Holmes Beach Mayor Judy Holmes Titsworth didn’t even think twice about it.
“It’s hard not to when you grow up here,” Titsworth, newly elected mayor of Holmes Beach, said Nov. 29 of her time spent rescuing animals caught in fishing line in Sarasota Bay.
“We played outside every single day. I lived in the bay or I lived in trees. When you grow up on the water like that, it’s all you can do but love it.”
Titsworth grew up on Anna Maria Island — a third generation member of the Holmes family. Her grandfather John E. Holmes Sr. is the namesake of the city that was incorporated in 1950.
She said she hopes to see more longstanding islanders getting involved in city government.
“I would love to get more people that have been here for 20 years or more to volunteer” for civic service, Titsworth said, regarding Holmes Beach. “People who understand the comprehensive plan is our compass.”
Titsworth, who co-owns Shoreline Builders construction company with her husband, Steve, said she plans to further improve the city building department.
She said she would work with the building department to ensure permits are issued in a timely manner.
“I have just been reading, reading and studying that comp plan to make some really informed decisions,” Titsworth said.
She said she had people ask her why she would give up her seat as a commissioner — she served as chair — to become mayor.
Holmes Beach operates under a strong mayor form of government and, as a commissioner, Titsworth had a vote on legislative decisions. As mayor of the city, elected by voters, she becomes management — entrusted to carry out legilative decisions.
“I was asked, ‘Why would you want to be mayor? You have so much power as chair,’” Titsworth said, adding that she knows there has been discussion in the city regarding a city-manager form of government.

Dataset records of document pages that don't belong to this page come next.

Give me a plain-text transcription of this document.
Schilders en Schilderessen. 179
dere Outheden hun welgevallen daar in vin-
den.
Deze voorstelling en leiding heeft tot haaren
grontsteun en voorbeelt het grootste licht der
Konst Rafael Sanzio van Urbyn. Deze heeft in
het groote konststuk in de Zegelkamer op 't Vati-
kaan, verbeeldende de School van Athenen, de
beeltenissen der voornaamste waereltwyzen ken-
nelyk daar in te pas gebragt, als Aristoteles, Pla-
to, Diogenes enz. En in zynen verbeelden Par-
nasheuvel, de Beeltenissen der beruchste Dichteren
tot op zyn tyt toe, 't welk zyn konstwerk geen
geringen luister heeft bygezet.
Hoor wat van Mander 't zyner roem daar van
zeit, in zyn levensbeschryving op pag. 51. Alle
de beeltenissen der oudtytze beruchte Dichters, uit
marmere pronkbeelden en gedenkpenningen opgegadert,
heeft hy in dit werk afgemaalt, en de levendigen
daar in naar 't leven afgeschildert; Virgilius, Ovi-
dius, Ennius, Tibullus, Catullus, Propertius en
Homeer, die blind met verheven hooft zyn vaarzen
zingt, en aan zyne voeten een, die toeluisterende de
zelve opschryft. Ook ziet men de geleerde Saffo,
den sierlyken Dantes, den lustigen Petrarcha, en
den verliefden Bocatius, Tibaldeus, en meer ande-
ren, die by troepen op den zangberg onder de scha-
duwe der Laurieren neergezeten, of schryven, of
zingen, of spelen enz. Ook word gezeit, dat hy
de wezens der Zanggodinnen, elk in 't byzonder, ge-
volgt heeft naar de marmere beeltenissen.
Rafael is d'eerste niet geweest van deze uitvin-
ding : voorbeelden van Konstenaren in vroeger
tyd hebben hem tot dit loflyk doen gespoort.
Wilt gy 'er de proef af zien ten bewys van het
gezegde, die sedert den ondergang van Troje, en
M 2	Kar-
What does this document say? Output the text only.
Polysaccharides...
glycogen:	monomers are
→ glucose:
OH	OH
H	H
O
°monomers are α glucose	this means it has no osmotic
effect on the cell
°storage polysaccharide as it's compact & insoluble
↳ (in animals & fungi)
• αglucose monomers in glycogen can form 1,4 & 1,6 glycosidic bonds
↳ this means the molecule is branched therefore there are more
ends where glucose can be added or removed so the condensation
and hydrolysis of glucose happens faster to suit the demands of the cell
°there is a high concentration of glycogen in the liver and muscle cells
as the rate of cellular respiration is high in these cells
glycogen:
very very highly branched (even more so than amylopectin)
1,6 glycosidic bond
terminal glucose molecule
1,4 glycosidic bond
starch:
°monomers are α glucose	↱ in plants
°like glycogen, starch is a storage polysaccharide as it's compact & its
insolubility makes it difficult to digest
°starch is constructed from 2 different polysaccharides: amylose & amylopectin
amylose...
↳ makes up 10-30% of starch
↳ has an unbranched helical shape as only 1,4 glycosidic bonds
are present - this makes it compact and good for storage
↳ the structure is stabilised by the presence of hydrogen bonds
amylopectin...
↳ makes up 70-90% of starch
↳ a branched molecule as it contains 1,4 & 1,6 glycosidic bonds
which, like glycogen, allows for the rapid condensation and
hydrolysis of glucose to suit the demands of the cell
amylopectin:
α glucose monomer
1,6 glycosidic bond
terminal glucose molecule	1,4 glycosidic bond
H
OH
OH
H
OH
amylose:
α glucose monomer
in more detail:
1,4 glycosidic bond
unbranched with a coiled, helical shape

In an organizational meeting following the swearing-in ceremony Nov. 29, Commissioner Jim Kihm was elected commission chair and Commissioner Pat Morton was voted vice chair.
“I have the experience of being a commissioner and I don’t want to change our charter to bring in a city manager when I can see the strength of our charter,” Titsworth said. “If you bring in a city manager, they can hire or fire at will and can come in from anywhere,” adding she thinks it is too soon to determine if that is best for the city.
Titsworth said she anticipates the work to come from the newly elected charter review commission.
David Zaccagnino, Sean Murphy, Ed Upshaw, Claudia Carlson and Nancy Deal were elected to the charter review commission Nov. 6 as part of a required five-year charter review.
Their review recommendations will be placed on the November 2019 ballot.
“I want them to be able to shine in the charter positions,” Titsworth said. “It will benefit us all.”
Titsworth said she is confident in the city’s future.
“We can do it really well if we can all do it together,” she said. “This is about doing what’s best for our city.”